Et dans le même temps il n’a aucune envie de se mettre aux tâches manuelles exigées de la part des membres. On écrit à son père pour se plaindre de son manque de coopération, puisqu’il refuse de travailler et demande à être considéré comme un étudiant. Dans le même temps, il se plaint de la direction qu’il considère tyrannique de la communauté par Noyes.

– Quoi, le gourou aurait tendance à vouloir décider de tout ? Incroyable.

– Les membres de la communauté en viennent à considérer que Charles a l’esprit « troublé ». Il décide donc de faire ses valises en 1865, et intente un procès contre la communauté afin qu’elle le paie pour le travail qu’il aurait effectué.

– Alors qu’on lui reprochait de rien foutre ?

– Je vois que tu commences à cerner sa personnalité. Son père écrit à la communauté pour prendre sa défense.

– Ah ben tu vois, il n’est pas si m…

– La défense de la communauté. Il confirme de son fils est irresponsable et dérangé. Guiteau part s’installer à Chicago comme clerc d’avocat. Il passe l’examen du barreau, mais n’est pas franchement un cador. Il ne plaide qu’une fois devant un tribunal, l’essentiel de son activité consiste à faire du recouvrement de factures. Ce qui est un rien savoureux, puisqu’il prend dans le même temps l’habitude de s’installer dans des pensions et de partir en pleine nuit pour ne pas payer, et de voler ses clients.
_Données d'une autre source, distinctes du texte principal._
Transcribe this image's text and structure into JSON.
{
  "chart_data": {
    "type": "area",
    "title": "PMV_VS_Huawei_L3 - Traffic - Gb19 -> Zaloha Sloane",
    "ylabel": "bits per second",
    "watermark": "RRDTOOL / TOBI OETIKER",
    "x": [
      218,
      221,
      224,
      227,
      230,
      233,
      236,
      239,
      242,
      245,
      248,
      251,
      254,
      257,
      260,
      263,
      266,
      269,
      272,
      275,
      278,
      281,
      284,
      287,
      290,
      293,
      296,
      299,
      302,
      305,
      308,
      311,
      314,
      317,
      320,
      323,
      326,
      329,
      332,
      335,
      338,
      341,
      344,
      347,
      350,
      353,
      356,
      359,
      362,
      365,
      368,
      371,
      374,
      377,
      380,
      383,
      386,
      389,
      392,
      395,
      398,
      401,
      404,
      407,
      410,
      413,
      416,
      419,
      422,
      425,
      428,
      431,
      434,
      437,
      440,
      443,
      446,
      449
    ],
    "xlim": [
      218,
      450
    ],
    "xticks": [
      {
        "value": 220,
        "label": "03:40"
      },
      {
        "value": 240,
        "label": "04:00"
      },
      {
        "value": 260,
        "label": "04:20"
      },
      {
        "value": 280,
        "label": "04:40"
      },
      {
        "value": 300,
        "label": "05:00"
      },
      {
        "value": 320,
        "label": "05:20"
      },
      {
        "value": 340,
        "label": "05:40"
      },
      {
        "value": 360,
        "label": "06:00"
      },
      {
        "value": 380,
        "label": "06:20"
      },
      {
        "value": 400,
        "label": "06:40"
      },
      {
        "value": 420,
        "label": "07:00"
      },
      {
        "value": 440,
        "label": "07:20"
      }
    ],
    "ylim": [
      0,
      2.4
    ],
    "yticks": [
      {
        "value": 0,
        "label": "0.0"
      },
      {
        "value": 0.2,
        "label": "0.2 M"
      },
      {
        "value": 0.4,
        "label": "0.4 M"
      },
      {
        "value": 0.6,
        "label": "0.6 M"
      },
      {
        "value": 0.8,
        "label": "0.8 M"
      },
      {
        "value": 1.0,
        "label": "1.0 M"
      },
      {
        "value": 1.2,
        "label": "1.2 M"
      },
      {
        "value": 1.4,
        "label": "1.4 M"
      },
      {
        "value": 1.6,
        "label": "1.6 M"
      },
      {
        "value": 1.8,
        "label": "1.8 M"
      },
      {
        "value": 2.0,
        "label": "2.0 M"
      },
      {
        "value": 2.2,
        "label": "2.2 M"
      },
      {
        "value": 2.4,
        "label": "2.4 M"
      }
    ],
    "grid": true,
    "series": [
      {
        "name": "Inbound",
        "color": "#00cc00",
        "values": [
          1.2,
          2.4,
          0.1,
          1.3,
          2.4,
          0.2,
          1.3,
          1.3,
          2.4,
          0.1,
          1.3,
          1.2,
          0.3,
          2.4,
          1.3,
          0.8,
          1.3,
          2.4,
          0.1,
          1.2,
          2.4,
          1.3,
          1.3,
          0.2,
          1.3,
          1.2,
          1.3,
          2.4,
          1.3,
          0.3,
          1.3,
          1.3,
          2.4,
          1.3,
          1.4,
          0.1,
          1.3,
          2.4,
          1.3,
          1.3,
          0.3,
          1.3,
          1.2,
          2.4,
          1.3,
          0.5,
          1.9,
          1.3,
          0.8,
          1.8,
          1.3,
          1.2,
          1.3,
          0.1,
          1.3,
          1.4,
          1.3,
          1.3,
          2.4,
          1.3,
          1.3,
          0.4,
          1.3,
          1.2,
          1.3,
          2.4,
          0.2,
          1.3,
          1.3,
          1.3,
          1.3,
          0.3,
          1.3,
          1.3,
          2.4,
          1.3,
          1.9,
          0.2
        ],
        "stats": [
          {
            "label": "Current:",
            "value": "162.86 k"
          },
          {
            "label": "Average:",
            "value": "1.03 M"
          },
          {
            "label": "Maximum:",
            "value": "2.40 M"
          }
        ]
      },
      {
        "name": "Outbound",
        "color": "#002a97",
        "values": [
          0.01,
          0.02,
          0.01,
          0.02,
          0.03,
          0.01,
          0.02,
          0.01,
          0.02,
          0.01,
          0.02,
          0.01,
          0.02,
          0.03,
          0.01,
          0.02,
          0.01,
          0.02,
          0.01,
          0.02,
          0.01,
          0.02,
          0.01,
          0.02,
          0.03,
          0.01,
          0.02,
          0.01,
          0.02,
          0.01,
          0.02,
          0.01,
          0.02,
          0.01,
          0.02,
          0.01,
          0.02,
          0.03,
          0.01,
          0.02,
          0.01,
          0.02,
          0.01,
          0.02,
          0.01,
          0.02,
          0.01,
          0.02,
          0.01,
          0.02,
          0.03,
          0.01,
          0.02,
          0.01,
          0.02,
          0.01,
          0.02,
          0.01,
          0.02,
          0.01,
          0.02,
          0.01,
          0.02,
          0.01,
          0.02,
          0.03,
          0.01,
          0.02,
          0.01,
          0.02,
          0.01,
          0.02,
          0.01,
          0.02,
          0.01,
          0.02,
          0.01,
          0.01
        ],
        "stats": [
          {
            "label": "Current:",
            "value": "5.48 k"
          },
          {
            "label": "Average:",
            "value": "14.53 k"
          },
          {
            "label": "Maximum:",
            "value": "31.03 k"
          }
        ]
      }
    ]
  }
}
– Ca lui fait des clients. Attends, non.

– En 1872, lui et sa femme partent pour New York, notamment pour fuir leurs créanciers. A l’époque, il se revendique comme fervent démocrate, et soutient le candidat du parti à la présidentielle, Greeley, contre Grant. Guiteau prend la parole en public pour faire la campagne de Greeley. A l’époque il était fréquent en effet que les partis politiques relaient leurs messages à travers des orateurs, qui lisaient des discours en faveur de tel ou tel candidat en public. Cependant Greenley perd sévèrement, mais Guiteau est néanmoins convaincu que s’il avait gagné il l’aurait dû à son action, et l’aurait récompensé avec un poste diplomatique.

– Rien que ça.

– Charles Guiteau a, comment dire, une assez haute idée de ses réalisations. Ce qui ne va pas sans une réelle capacité à ignorer la réalité.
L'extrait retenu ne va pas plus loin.